A special lecture was given at the Lodge by Elena Yegorova on “Data Granulation in Pattern Recognition”.
Elena graduated with a Master from Wessex Institute before completing a PhD degree at Kharkov National University in Ukraine where she is now an Associate Professor. Her duties include teaching information technology and carrying out research in the field of pattern recognition, using granulation methods.
Granulation is an important topic for data acquisition as it helps to identify different objects. Granular capacity is actively applied in computational intelligence, information based on rough sets, internal data analysis and many other applications. The identification requires other tools such as linkage, i.e. a set of formal operations and linkages.
The method has a wide range of applications. Its accuracy and speed was tested in a series of database samples. The idea has important advantages in data retrieval systems.
The work is proceeding at the Pattern Recognition Laboratory of Kharkov National University searching for more accurate and reliable results. The Laboratory carries out consulting work for industry and foreign countries as well as basic research in this important topic.

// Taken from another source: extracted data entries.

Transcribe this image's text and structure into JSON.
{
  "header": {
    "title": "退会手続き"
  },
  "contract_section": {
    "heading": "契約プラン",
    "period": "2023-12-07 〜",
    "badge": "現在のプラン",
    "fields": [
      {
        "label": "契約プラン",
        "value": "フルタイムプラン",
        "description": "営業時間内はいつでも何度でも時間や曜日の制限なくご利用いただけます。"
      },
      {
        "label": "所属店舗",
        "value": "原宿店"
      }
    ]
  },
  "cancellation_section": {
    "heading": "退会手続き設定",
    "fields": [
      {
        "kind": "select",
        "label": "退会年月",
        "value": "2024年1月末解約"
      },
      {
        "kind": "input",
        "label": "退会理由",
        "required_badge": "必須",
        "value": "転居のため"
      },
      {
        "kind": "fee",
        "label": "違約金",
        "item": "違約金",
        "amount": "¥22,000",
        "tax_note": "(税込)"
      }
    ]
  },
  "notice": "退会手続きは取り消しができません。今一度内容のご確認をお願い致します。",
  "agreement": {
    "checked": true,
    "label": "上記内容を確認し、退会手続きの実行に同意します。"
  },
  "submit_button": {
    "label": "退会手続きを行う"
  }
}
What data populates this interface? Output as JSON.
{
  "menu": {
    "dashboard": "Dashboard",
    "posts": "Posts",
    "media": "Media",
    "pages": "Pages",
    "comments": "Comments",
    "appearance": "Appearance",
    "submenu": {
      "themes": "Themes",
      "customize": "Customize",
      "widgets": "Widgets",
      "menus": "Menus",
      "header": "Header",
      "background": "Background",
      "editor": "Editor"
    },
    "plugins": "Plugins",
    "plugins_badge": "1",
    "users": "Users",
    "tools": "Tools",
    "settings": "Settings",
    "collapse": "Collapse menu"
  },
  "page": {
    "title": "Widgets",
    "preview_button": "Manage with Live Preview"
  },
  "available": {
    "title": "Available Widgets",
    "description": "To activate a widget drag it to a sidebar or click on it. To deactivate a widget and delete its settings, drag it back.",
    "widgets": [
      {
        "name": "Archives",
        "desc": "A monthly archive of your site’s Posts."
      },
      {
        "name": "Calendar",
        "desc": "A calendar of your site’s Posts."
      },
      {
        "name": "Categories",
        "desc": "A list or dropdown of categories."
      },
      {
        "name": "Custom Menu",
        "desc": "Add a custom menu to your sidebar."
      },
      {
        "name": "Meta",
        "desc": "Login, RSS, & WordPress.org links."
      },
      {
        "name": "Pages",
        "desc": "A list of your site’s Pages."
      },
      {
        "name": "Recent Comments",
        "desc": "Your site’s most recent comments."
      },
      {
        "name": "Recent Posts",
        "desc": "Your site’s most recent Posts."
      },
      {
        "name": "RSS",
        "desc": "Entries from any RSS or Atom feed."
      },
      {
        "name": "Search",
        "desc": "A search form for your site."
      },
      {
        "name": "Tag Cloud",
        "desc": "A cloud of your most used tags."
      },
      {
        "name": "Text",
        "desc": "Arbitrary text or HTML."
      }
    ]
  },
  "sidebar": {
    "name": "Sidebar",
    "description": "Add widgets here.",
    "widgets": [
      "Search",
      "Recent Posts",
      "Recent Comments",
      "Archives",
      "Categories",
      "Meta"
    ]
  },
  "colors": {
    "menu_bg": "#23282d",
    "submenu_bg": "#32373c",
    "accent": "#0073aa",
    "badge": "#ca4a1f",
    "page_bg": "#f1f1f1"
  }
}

The presentation was illustrated with a series of examples and followed by a lively discussion.
Data Granulation in Pattern Recognition
Internal, external and contextual properties of granules, collective structure of a granules families and hierarchical structure of granules represent a possible foundation for qualitative/ quantitative characterization of levels of abstraction, detail, control, explanation, difficulty, organisation and so on. Granular computing are actively used in computational intelligence, information granulation based on rough sets, data mining, interval analysis, cluster analysis, machine learning. Need for tools providing a granular linkage, i.e. formal operations and relations determined on granules.
The explosion of image content is closely connected with segmentations efficiency. Segmented images are formed from an input image by gathering its elements into sets likely to be associated with meaningful objects in the scene. That is, the main segmentation goal is to partition the entire image into disjoint connected or disconnected regions. Unfortunately, the effectiveness of their direct interpretation heavily depends on the application area and characteristics of the acquisition system. Possible high-level region-based interpretations are associated with some a priori information, measurable region properties, heuristics, and plausibility of computational inference. Whatever the case, it is often necessary to have dealings with a whole family of partitions and we have to be able to compare these partitions produced e.g. by a variety of segmentation algorithms. At least splitting and merging techniques make us to match segmentation results, which may ultimately correspond to indirect image comparisons.
There exists an impressive amount of approaches to measure proximities (or dissimilarities) between images in feature or signal spaces. Distance functions (metrics) satisfy requirements of all applications to the utmost. However, the expansion of content-based image and video retrieval systems allows us to draw an inference that problems of metrics assortment and ground are far from being fully explored. We propose and vindicate a new metric providing all partitions (and consequently images) matching.
Metric on partitions allows us to compare objects with different levels of detalizations and also make objects search independent of the complex background.